As we saw earlier, tryptophan is primarily converted in the body into serotonin. However, tryptophan can also be converted to vitamin B3, or niacin.

This alternative pathway is regulated largely by an enzyme called IDO (indoleamine-pyrrole 2,3-dioxygenase).  Increased IDO activity occurs when inflammation increases. When leaky gut is present, the immune system reacts to bacteria entering the bloodstream, initiating an inflammatory response.

If the body focuses on this pathway too much, low levels of serotonin and melatonin can occur, potentially leading to depression and/or insomnia. Hence, healing leaky gut is vital to maintain  healthy psychological functioning.

The micro-organisms residing in our intestines also play a role in nervous system health and function. Research shows that the gut bacteria communicate electrically (via “quorum sensing”) with each other through proteins called ‘ion channels’, just like the nerve cells in the brain. They have been shown to work best when together at high density.

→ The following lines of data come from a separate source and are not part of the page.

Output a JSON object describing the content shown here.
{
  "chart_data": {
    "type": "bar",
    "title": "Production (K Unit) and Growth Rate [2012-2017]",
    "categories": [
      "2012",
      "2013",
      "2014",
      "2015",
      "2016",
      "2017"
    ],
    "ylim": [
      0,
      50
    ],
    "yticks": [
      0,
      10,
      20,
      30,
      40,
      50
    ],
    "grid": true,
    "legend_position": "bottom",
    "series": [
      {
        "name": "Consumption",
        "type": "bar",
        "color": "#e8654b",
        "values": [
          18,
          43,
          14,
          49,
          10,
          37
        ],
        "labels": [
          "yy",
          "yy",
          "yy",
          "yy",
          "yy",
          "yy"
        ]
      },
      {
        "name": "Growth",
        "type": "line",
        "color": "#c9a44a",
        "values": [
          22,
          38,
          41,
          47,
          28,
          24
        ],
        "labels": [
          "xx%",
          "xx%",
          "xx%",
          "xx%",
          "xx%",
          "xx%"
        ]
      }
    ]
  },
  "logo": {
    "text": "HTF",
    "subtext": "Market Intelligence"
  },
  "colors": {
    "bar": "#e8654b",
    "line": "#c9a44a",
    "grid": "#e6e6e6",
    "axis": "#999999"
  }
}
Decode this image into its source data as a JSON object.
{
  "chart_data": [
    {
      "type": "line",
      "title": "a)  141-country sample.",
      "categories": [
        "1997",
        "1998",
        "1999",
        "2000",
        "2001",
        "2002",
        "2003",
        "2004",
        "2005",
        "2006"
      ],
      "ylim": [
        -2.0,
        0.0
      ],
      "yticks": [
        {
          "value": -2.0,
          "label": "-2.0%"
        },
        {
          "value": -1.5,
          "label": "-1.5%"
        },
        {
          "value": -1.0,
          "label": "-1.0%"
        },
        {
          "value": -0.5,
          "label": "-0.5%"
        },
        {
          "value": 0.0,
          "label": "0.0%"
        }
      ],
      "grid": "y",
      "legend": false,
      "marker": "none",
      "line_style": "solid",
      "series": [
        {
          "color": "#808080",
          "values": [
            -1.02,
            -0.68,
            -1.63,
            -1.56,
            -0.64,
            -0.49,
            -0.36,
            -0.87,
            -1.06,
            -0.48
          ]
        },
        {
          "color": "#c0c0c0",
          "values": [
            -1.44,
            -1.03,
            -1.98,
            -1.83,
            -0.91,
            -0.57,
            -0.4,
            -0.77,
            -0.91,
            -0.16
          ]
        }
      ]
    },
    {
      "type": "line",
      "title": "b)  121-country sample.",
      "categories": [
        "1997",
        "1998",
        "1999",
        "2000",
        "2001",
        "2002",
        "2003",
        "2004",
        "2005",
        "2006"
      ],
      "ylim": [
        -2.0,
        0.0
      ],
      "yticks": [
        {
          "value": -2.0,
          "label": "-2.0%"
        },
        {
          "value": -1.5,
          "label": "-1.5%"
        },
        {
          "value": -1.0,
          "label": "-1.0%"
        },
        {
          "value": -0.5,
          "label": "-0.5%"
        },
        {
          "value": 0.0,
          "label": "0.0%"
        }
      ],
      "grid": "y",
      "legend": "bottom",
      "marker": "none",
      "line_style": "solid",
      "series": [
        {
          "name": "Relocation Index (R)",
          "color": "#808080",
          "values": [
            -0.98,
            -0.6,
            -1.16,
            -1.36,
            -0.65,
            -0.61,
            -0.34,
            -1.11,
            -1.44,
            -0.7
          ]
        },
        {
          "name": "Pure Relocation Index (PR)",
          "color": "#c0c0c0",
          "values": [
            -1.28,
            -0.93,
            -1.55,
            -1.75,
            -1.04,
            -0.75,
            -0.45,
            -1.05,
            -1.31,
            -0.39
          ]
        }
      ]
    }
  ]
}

Quorum sensing allows bacteria to switch between two distinct gene expression programs: one that is favoured at low-cell-density for individual, asocial behaviours, and another, that is favoured at high-cell-density for social, group behaviours.

We know serotonin is responsible for mood in the brain and motility in the gut, but it can also act as a bacterial signalling molecule for pathogenic bacteria via quorum sensing. Thus, regulating serotonin concentrations in the gut is important not only for mood, but also for infection processes.

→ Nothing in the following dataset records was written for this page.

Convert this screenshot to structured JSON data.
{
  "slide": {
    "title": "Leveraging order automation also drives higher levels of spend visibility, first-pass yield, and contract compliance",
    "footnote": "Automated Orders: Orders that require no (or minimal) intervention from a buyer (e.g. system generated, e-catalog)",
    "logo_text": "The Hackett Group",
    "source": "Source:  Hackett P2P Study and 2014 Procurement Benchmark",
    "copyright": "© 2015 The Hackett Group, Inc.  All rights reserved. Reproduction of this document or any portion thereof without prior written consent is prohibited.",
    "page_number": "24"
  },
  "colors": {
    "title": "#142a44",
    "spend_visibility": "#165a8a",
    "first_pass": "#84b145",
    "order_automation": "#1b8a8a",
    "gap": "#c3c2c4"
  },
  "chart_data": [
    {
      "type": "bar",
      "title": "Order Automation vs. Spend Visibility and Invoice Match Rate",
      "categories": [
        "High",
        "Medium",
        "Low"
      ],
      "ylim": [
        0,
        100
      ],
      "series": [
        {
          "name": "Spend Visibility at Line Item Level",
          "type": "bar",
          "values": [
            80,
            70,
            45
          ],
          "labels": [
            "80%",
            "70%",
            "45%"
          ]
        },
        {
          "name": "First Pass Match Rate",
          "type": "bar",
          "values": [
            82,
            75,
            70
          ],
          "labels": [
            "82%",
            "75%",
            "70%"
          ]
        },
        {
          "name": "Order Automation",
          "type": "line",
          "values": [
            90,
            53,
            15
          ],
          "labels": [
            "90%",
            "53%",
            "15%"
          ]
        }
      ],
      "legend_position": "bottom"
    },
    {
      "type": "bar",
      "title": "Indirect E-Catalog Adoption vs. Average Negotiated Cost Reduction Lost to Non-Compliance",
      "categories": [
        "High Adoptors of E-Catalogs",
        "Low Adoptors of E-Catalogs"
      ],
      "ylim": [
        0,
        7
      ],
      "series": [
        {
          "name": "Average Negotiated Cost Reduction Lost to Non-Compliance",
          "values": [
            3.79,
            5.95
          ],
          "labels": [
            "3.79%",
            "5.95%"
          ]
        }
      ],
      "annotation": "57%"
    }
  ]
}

A healthy intestinal wall and a balanced gut flora are therefore crucial to maintain the intestinal barrier and reduce the risk of gastrointestinal and neurological conditions.

For more than 99% of our existence, we humans have been eating a gluten-free diet, that’s been high in fat and low in carbohydrates. Gluten is in fact a foreign protein to human physiology. Gluten has been shown to increase levels of the protein zonulin in the gut leading to leaky gut syndrome.

This gut permeability allows undigested food proteins and bacterial endotoxins to pass into the blood stream, activating an inflammatory immune response in the body.

Elevated zonulin levels in the gut have been linked to elevated zonulin levels in the brain. Hence, a leaky gut can lead to a leaky brain. The blood brain barrier is just as permeable as our gut lining and once breached, the brains immune system can be activated, causing inflammatory cascades throughout the brain.

Studies have associated ‘leaky gut’ with the following neurological conditions:

  • schizophrenia
  • autism & other developmental disease
  • Rett syndrome
  • bipolar disorder
  • depression
  • anxiety
  • nerve pain syndrome
  • neuropathy
  • Parkinson’s disease
  • seizure disorders
  • Bell’s palsy

Inflammation decreases neuron activity in the frontal lobe of the brain in people with depression. As a result, medications like antidepressants are often ineffective because they aren’t addressing the underlying brain inflammation.

In other words, if you suffer from depression, anxiety, brain fog or an autoimmune brain problem, blood-brain barrier permeability (leaky brain syndrome) should be considered.